Patients with symptomatic unilateral cerebrovascular steno-occlusive disease, who underwent both an acetazolamide challenge (15O-)H2O-positron emission tomography and BOLD-CVR examination, were included. HF staging of vascular territories was assessed using qualitative inspection of the positron emission tomography perfusion reserve images. The optimum BOLD-CVR cutoff points between HF stages 0-1-2 were determined by comparing the quantitative BOLD-CVR data to the qualitative (15O-)H2O-positron emission tomography classification using the 3-dimensional accuracy index to the randomly assigned training and test data sets with the following determination of a single cutoff for clinical application. In the 2-case scenario, classifying data points as HF 0 or 1-2 and HF 0-1 or 2, BOLD-CVR showed an accuracy of >0.7 for all vascular territories for HF 1 and HF 2 cutoff points. In particular, the middle cerebral artery territory had an accuracy of 0.79 for HF 1 and 0.83 for HF 2, whereas the anterior cerebral artery had an accuracy of 0.78 for HF 1 and 0.82 for HF 2.
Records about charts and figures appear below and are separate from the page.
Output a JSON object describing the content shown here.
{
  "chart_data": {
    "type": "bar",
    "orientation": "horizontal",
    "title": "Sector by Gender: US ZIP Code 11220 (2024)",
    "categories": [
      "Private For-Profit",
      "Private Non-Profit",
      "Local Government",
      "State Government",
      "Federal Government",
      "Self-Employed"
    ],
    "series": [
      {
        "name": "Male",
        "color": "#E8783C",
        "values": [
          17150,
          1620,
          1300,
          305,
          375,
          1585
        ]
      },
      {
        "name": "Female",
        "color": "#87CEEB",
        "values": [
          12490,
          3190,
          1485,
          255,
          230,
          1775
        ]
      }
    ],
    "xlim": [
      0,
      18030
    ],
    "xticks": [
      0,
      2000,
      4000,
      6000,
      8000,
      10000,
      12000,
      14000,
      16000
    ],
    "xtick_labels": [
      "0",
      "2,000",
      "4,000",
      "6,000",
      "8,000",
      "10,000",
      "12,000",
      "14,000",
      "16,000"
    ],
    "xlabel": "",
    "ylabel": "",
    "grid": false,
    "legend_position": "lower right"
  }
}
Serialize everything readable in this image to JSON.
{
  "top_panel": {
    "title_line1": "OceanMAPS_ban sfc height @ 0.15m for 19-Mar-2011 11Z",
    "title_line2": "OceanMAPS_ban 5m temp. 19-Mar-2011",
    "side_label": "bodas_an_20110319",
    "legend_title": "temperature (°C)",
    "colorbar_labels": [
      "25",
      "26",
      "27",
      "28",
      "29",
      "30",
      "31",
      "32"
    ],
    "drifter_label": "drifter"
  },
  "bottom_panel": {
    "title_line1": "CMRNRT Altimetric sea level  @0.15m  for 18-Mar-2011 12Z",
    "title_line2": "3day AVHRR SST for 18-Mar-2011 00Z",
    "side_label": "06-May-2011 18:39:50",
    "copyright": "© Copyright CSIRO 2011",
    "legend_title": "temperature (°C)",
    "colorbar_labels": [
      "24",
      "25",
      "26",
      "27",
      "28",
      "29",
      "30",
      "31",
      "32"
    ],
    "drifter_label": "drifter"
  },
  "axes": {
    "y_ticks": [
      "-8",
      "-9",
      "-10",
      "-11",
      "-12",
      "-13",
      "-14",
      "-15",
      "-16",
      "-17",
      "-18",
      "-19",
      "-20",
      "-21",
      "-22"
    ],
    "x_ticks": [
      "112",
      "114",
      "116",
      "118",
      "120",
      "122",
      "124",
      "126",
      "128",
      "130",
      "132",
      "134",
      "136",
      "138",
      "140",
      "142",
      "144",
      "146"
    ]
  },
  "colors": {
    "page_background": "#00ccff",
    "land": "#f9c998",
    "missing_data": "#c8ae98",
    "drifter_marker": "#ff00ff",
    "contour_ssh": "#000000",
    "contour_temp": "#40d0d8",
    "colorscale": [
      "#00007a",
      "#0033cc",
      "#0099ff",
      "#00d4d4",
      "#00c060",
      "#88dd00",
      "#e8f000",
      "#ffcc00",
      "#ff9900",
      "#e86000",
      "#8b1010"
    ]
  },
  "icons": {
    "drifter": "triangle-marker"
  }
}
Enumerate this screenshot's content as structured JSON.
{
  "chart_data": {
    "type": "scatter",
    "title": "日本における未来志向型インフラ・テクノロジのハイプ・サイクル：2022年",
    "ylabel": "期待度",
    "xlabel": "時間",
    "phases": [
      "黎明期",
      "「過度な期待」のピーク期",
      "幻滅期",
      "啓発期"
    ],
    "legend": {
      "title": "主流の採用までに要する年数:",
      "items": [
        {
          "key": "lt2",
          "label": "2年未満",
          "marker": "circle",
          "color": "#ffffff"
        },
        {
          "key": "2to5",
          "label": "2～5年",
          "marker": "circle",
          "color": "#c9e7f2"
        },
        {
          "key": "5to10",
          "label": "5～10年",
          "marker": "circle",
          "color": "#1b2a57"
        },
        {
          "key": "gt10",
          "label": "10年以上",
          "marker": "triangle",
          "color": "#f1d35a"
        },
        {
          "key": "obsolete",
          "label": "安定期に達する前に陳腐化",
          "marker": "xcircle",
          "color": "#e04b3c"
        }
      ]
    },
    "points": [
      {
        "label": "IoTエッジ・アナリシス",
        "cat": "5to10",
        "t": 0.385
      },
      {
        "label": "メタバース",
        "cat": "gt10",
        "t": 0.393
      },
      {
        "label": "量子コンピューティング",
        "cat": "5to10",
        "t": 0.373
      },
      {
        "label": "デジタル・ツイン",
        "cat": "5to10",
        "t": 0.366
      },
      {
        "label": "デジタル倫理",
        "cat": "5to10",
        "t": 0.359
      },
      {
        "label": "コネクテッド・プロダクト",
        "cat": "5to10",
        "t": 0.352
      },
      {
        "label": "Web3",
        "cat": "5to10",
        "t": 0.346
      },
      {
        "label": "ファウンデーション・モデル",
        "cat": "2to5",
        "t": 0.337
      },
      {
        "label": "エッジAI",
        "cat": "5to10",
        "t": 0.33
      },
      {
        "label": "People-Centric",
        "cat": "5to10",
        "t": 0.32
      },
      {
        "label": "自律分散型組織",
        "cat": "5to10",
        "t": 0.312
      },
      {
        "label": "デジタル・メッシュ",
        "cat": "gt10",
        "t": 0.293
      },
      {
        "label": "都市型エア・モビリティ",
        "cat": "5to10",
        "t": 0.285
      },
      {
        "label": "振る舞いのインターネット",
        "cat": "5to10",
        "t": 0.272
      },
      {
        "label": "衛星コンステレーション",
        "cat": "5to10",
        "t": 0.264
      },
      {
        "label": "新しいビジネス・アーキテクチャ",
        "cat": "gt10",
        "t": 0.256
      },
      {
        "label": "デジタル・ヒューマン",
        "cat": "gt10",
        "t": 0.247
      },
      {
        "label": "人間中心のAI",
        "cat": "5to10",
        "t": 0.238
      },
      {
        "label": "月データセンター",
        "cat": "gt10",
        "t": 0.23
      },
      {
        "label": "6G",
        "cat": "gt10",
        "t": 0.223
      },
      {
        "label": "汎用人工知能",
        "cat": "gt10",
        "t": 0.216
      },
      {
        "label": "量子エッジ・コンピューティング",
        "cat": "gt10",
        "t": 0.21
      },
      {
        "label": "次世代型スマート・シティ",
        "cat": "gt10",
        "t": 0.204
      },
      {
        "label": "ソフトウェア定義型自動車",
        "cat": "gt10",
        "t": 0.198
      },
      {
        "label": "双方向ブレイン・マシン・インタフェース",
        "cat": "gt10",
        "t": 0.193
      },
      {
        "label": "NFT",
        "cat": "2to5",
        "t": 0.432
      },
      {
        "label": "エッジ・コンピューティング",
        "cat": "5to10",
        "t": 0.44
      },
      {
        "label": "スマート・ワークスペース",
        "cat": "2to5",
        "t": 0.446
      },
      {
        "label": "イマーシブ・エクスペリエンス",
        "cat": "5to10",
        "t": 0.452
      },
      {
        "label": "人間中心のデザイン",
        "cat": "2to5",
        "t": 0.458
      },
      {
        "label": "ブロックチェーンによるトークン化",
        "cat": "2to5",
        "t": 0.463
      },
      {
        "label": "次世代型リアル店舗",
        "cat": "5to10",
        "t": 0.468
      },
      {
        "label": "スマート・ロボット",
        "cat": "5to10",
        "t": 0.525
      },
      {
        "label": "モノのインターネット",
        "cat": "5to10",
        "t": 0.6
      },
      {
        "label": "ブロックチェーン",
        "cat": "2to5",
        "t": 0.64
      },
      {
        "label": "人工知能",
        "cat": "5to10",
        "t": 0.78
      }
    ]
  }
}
Standardized and clinically accessible BOLD-CVR examinations harbor sufficient data to provide specific cerebrovascular reactivity cutoff points for HF staging across individual vascular territories in symptomatic patients with unilateral cerebrovascular steno-occlusive disease.
结果:有症状的单侧脑血管狭窄闭塞性疾病患者,谁接受了乙酰唑胺挑战(15O-)H2O正电子发射断层扫描和BOLD-CVR检查,包括在内。使用正电子发射断层扫描灌注储备图像的定性检查来评估血管区域的HF分期。HF阶段0-1-2之间的最佳BOLD-CVR截止点是通过将定量BOLD-CVR数据与定性(15O-)H2O-正电子发射断层扫描分类进行比较来确定的,该分类使用3维准确性指数对随机分配的训练和测试数据集进行了以下确定,以用于临床应用。在2种情况下,将数据点分为HF0或1-2和HF0-1或2,BOLD-CVR显示HF1和HF2截止点的所有血管区域的准确性>0.7。特别是,大脑中动脉区域对HF1的准确度为0.79,对HF2的准确度为0.83,而大脑前动脉对HF1的准确度为0.78,对HF2的准确度为0.82。
结论:标准化和临床可获得的BOLD-CVR检查包含足够的数据,可以为单侧脑血管狭窄闭塞性疾病有症状患者的单个血管区域的HF分期提供特定的脑血管反应性截止点。